AI companies are running at a loss and its quite likely that costs will go up in future. The aim right now is to get us all dependent on the technology, so that we have to keep paying in future (another reason I think its improtant our own countries develop these capaibilites, and that we also need to strive to be capable to work in AI free ways as well. )

12.2 API security

  • Managing API keys and credentials
  • Sanitizing inputs to remove sensitive information
  • Local vs. cloud-based LLM solutions
  • Auditing and monitoring LLM interactions

12.3 Agent security

  • Can run code on your computer
  • Be careful what it is doing
  • Read prompts before running them

Note that malicious people can hide text in webpages and pdfs and other content you might be uploading as context, e.g. using white font or tiny font. The LLM will still see this text and may act on it.

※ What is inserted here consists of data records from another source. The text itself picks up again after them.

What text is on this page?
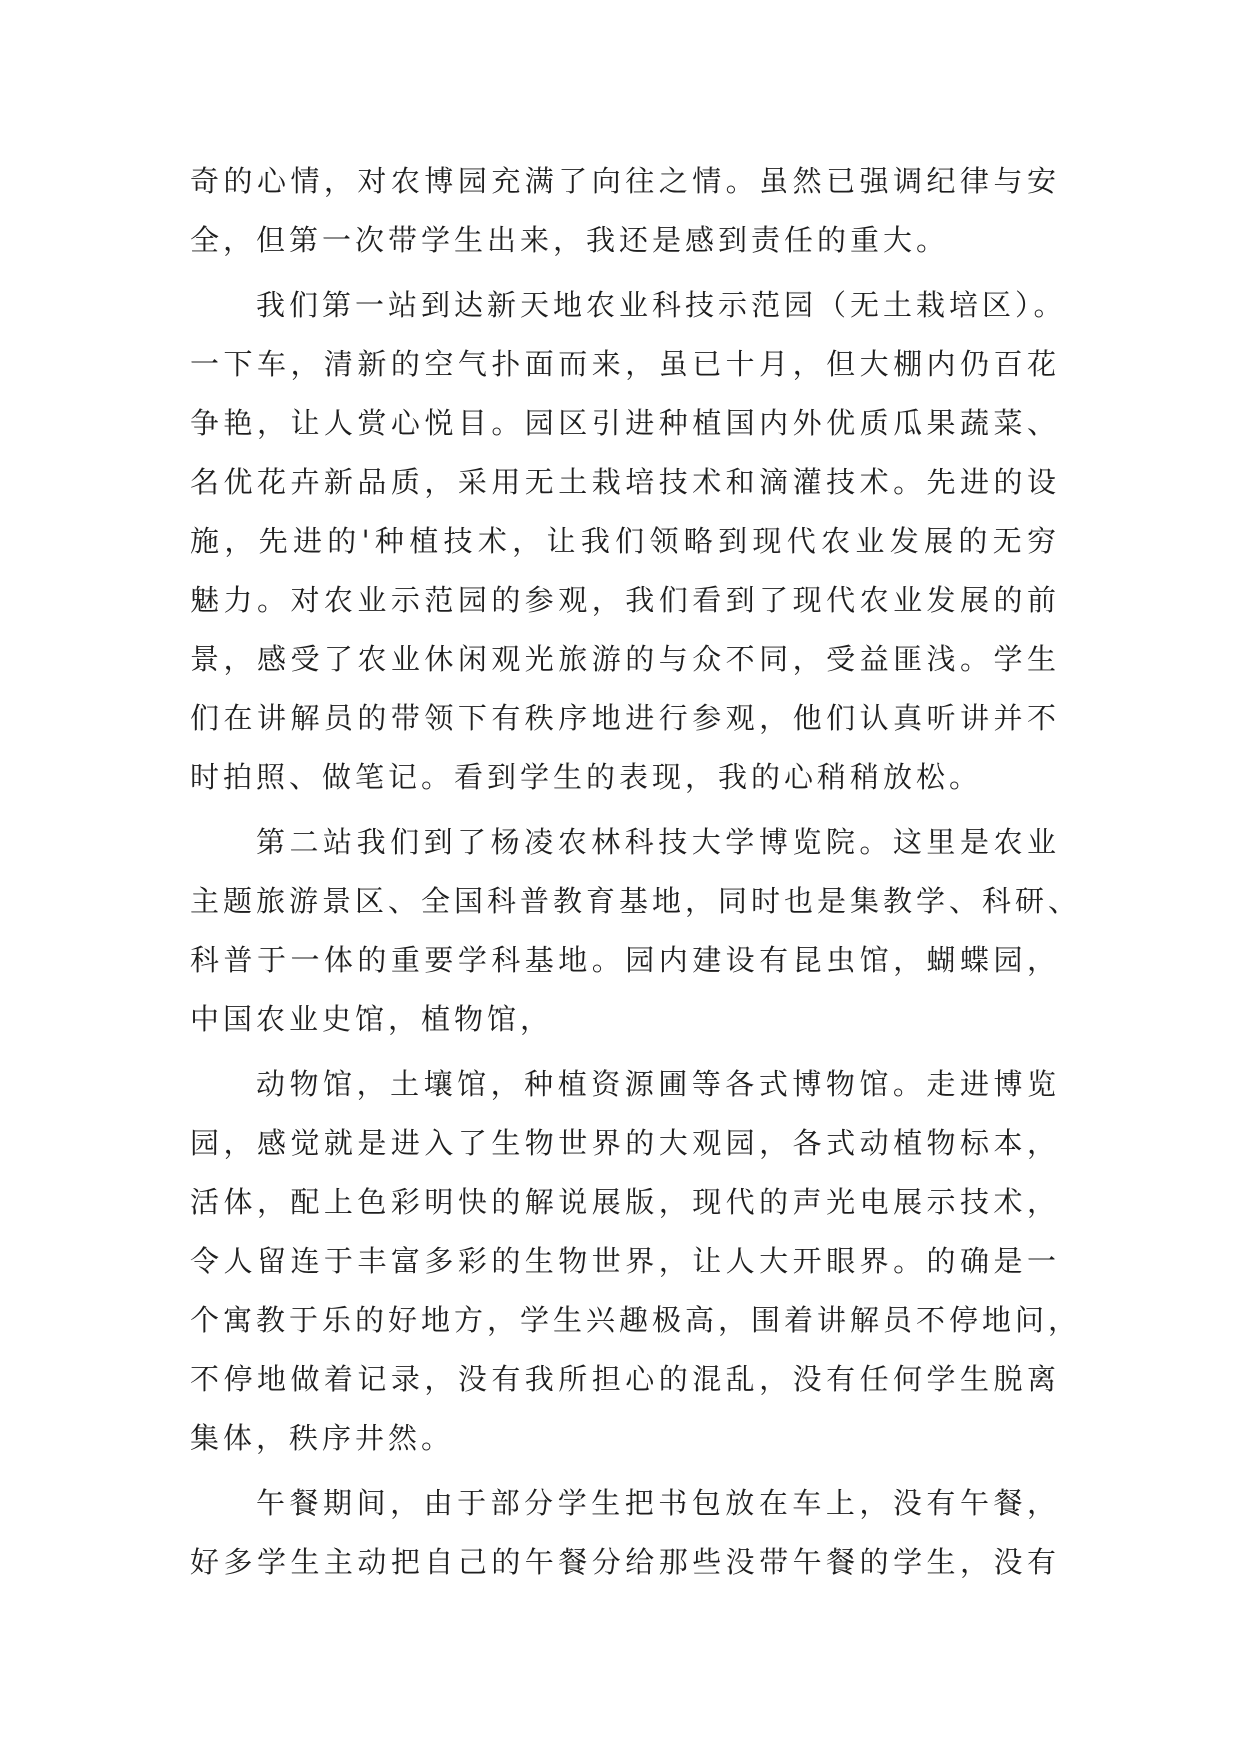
奇的心情，对农博园充满了向往之情。虽然已强调纪律与安
全，但第一次带学生出来，我还是感到责任的重大。
我们第一站到达新天地农业科技示范园（无土栽培区）。
一下车，清新的空气扑面而来，虽已十月，但大棚内仍百花
争艳，让人赏心悦目。园区引进种植国内外优质瓜果蔬菜、
名优花卉新品质，采用无土栽培技术和滴灌技术。先进的设
施，先进的'种植技术，让我们领略到现代农业发展的无穷
魅力。对农业示范园的参观，我们看到了现代农业发展的前
景，感受了农业休闲观光旅游的与众不同，受益匪浅。学生
们在讲解员的带领下有秩序地进行参观，他们认真听讲并不
时拍照、做笔记。看到学生的表现，我的心稍稍放松。
第二站我们到了杨凌农林科技大学博览院。这里是农业
主题旅游景区、全国科普教育基地，同时也是集教学、科研、
科普于一体的重要学科基地。园内建设有昆虫馆，蝴蝶园，
中国农业史馆，植物馆，
动物馆，土壤馆，种植资源圃等各式博物馆。走进博览
园，感觉就是进入了生物世界的大观园，各式动植物标本，
活体，配上色彩明快的解说展版，现代的声光电展示技术，
令人留连于丰富多彩的生物世界，让人大开眼界。的确是一
个寓教于乐的好地方，学生兴趣极高，围着讲解员不停地问，
不停地做着记录，没有我所担心的混乱，没有任何学生脱离
集体，秩序井然。
午餐期间，由于部分学生把书包放在车上，没有午餐，
好多学生主动把自己的午餐分给那些没带午餐的学生，没有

12.4 Lethal trifecta for prompt injection attacks

Never allow the agent to do all these three things at the same time:

  1. Read unverified material from the web (even if its material you downloaded earlier)
  2. Have access to sensitive data (which includes your personal data, API keys and your research data)
  3. Upload information to the web (which includes creating webpages or pushing commits to github)

The Lethal Trifecta for prompt injection attacks (coined by Simon Williamson) is access to private data, ability to communicate externally and exposure to untrusted content.

What can happen is that if your agent can read untrusted sources, those sources may contain malicious prompts. These prompts could convince the agent to do things like send or post your personal data to the hacker or create malicious code that runs on your computer.

You want to be sure your agents can’t do these three things at once. Remember sensitive data includes your name, username, phone number, email, API keys as well as sensitive research data.